- Ethnicity: Arab
- Location: High Plains, Algeria
- Parent tribe: Banu Hilal
- Language: Arabic
- Religion: Sunni Islam

= Dhouaouda =

Dhouaouda (الذواودة) is an Arab tribe that lives mainly in the high plains in eastern Algeria. They primarily live around Biskra and Constantine.

== Origins ==
Dhaouaouda are an Arab tribe, they are descended from Banu Riyah, a branch of the Arab Bedouin tribe of Banu Hilal which migrated to the Maghreb in the 11th century.

== History ==
After the tribes of the Banu Hilal penetrated into the Maghreb, Dhouaouda established its own emirate in 1179 under emir Abu Serhan bin Sultan. It set its capital at Biskra and controlled a large area from the Ziban to Sétif to Constantine region, and controlled the trade route to Touggourt in the south. Being the most powerful tribe of Ifriqiya, they controlled half of the cities located in the trays. They defeated a Hafsid incursion in the 13th century. In 1541, the Dhouaouda signed the Pact of Barbarossa with the Ottomans and the emir of Biskra, Ali bin Sakhri pledged allegiance to the Ottoman Empire and took the title 'Shaykh al-Arab'. In the 16th century, contingents of Arab tribesmen were sent from Biskra to Algiers to support the Ottomans in their war with Spain.

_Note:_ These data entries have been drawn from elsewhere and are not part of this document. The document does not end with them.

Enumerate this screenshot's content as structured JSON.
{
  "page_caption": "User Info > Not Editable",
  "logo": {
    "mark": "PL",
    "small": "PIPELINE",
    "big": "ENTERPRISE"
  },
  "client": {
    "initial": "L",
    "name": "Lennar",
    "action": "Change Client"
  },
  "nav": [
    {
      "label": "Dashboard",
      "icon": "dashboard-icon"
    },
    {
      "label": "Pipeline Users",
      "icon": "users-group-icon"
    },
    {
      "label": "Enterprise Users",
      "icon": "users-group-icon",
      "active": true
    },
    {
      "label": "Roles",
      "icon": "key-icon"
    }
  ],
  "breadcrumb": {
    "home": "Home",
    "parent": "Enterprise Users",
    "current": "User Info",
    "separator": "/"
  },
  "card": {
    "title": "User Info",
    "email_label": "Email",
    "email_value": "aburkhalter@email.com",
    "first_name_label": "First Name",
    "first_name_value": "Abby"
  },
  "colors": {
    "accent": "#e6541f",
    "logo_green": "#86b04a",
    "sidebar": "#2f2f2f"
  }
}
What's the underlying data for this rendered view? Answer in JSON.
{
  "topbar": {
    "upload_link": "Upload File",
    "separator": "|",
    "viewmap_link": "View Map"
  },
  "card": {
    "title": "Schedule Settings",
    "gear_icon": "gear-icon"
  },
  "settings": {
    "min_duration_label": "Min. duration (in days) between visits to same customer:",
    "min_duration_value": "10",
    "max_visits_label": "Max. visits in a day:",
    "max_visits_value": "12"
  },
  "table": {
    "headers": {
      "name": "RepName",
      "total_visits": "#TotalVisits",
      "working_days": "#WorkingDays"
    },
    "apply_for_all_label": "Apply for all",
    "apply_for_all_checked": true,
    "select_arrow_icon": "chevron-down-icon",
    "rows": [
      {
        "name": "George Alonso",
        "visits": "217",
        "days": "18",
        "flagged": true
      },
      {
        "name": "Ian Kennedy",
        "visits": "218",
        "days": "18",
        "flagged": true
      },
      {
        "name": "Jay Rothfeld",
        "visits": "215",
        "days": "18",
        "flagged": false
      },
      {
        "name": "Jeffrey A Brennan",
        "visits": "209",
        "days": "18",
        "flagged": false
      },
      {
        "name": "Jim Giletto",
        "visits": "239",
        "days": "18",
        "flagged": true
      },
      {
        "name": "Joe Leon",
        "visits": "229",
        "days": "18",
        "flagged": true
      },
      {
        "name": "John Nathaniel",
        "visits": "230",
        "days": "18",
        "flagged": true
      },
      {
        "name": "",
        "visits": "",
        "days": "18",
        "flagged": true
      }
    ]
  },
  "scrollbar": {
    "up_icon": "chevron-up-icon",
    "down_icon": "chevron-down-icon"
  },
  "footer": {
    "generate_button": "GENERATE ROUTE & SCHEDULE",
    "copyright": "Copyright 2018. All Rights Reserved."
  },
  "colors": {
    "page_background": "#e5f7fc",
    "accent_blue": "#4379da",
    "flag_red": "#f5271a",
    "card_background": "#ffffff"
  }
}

== Arab revolt in Algeria ==
In 1637, Murad Bey invited Shaykh al-'Arab Si Mohamed Sakhri Ben Bou Okkaz and his notable principals to visit him in Constantine, Muray Bey would eventually kill Cheikh Al Arab Si Mohammed, his son and all of his principals after accusing them of treason and asking the Dey of Algiers and his Diwan about how he should deal with them, it is believed that Shaykh al-'Arab was killed to reduce the influence of Dhoaouda in eastern Algeria, since they controlled most of eastern Algeria by that time and most of its production (alongside their allies and Makhzen tribes such as Ahl Ben Ali, Ghamra, Ouled Nail, Hrakta and others). One year later, in 1638 Si Ahmed Ben Al Sakhri Bou Akaaz revolted alongside the Beni Abbas Kingdom in the north (Kabyles) who allied after realizing that they share the same interest, retaining their influence in the region and expelling Murad Bey, leading troops from the Ahl ben Ali, Ghamra, Shorfa, Hrakta, Ouled Nail, and all the allied/Makhzen tribes following the Dhouaouda Emirate. Si Sakhri started a major revolt, starting from the Zab Region (Biskra/Sidi Khaled) and reaching the borders of Algiers in the north and Tunisia in the east.

=== Battle of Guidjel ===

This battle was the most important event in the war. It led to the victory of the rebel coalition and the beylik of Constantine lost control over the area for the next nine years. The revolting troops were mainly composed of A
allied/makhzen tribes, including Dhaouaouda and Beni Abbas, who weren't trained and didn't own modern equipment.

Compared to the Ottoman troops, who got support from Algiers and had the most developed rifles and cannons in the region, this made the Turks think that they could destroy the revolting army easily, not knowing that thousands of cavalry men were on their way to take revenge for their old leader. Arabs and Kabyles being led by Si Sakhri (Shaykh al-'Arab) and Betka el-Moqrani, Turks being led by Murad Bey and Qaid Youssef/Hadj Chabane who were sent by the :dey of Algiers with 4,000 soldiers, 200 kheimas (tents), every tent containing 20 soldiers (for a total of 6,000 troops for the Ottoman side). By the end of the day of 20 September 1638, the Turkish army was crushed and destroyed, leading into a decisive victory for the Arabs and anarchy in the beylik of Constantine for the next nine years. Murad Bey went missing after that, although some sources say that he fled to Annaba and later traveled to Algiers.

Eventually both sides signed a peace and the Turks changed their policy towards the Arabs to divide and conquer, weakening the Emirs and tribal leaders by helping to found smaller tribes and securing the loyalties of tribes to the dey of Algiers instead of their sheikh.